The guy somehow managed to win me over early in Episode 4 during a Quickfire Challenge that required the cooks to put together a breakfast-themed amuse bouche for the transcendently beautiful Padma and guest judge Rocco DiSpirito. ("He's not really Italian," Fabio was sure to point out.) Amuses, a common starting point at mid- to high-range restaurants, are supposed to be one tiny little bite, a flavorful tease to get you excited for the courses to come. For some reason, very few chefs on TV seem to get this (it's come up on Top Chef and other cooking competition shows multiple times).
|Jeff's enormous amuse bouche.|
Jeff made the thing to the right.
The moment I started rooting for the guy was during an on-camera sit-down where he attempted to defend his decision to make his amuse more than one bite. He had the twice-baked potato! He had the yogurt sorbet! And that's — you can see the realization wash over his face — "two ... too much." I love anyone who's self-aware enough to pick apart their own screwups while blabbing about themselves, to themselves, on cable television. Jeff all the way. Leah, however, ended up with the immunity idol for her amuse, a bacon-egg-cheese thing.

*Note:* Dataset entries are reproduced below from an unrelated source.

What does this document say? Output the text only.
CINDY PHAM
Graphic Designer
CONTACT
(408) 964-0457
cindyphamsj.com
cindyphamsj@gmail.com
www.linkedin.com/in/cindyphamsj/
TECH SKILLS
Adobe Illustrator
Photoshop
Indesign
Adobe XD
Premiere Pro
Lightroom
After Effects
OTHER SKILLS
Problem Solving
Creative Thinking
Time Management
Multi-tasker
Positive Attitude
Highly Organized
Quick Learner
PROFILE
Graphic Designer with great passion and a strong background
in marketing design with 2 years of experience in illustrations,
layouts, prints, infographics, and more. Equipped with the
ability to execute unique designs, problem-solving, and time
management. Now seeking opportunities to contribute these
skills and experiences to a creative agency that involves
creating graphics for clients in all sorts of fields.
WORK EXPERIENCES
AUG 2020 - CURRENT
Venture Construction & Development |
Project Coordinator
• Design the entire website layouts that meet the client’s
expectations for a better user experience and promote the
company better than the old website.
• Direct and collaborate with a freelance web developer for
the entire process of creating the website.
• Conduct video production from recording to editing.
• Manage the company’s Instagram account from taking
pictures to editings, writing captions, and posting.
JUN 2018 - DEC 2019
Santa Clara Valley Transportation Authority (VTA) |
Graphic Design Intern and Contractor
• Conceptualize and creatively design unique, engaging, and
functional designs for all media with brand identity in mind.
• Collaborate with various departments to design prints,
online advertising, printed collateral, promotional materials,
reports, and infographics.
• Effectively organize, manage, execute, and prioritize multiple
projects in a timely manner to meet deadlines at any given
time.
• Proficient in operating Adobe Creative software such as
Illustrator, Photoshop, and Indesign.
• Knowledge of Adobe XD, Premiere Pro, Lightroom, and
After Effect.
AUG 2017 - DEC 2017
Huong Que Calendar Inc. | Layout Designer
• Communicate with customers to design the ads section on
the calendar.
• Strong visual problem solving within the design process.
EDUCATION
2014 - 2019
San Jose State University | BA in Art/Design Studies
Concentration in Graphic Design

This week's Elimination: Come up with a simple dish designed to be presented on live TV in no more than 2.5 minutes. This flirtation with small-screen stardom drew some interesting responses from the contestants — Leah freaked out, but gumba-fied Daniel, whose aspirations are "kinda similar to Bobby Flay's," claimed that he "light[s] up in front of the camera." None of them meta-addressed that they were currently on TV to begin with.
The chefs present their dishes to Padma, Tom and Rocco in a really funny mock studio setup. Top three: Ariane kills it with her warm mom charm, Fabio finagles the metaphorical pantaloons off Padma by not being able to speak English and our dude Jeff is all polish all day. Bottom three: Jamie undercooks a duck egg, Alex undercooks crème brûlée and Melissa almost kills Colicchio with a far-too-hot habanero shrimp (aw he can't digest spicy food!).
The frontrunners are then told that their dishes will be judged on live television by the Today Show crew, about whom we learn some weird things, namely that watermelon makes Meredith Viera sick (?!) and that Kathie Lee is racist against Arabs Jeff's malfouf rolls. Ariane earns the eventual badge at judges' table. Alex is told to pack his knives and go, which is fine by me because the whole bawling-over-the-drippy-letter scene that started the episode was terrible.
Favorite moment: Jeff on the Today Show aspect of the competition — "I'm serving a Middle Eastern roll to a bunch of ladies with unsophisticated palates at 6:37 a.m. I'm pissed off."
Next week, they're catering a bridal shower. Looks like Fabio will have yet another opportunity to exploit his FOB status for residual booty. Gail Simmons is shown hating on everything as per usual ("This is not a good start to a new life"). I love Gail!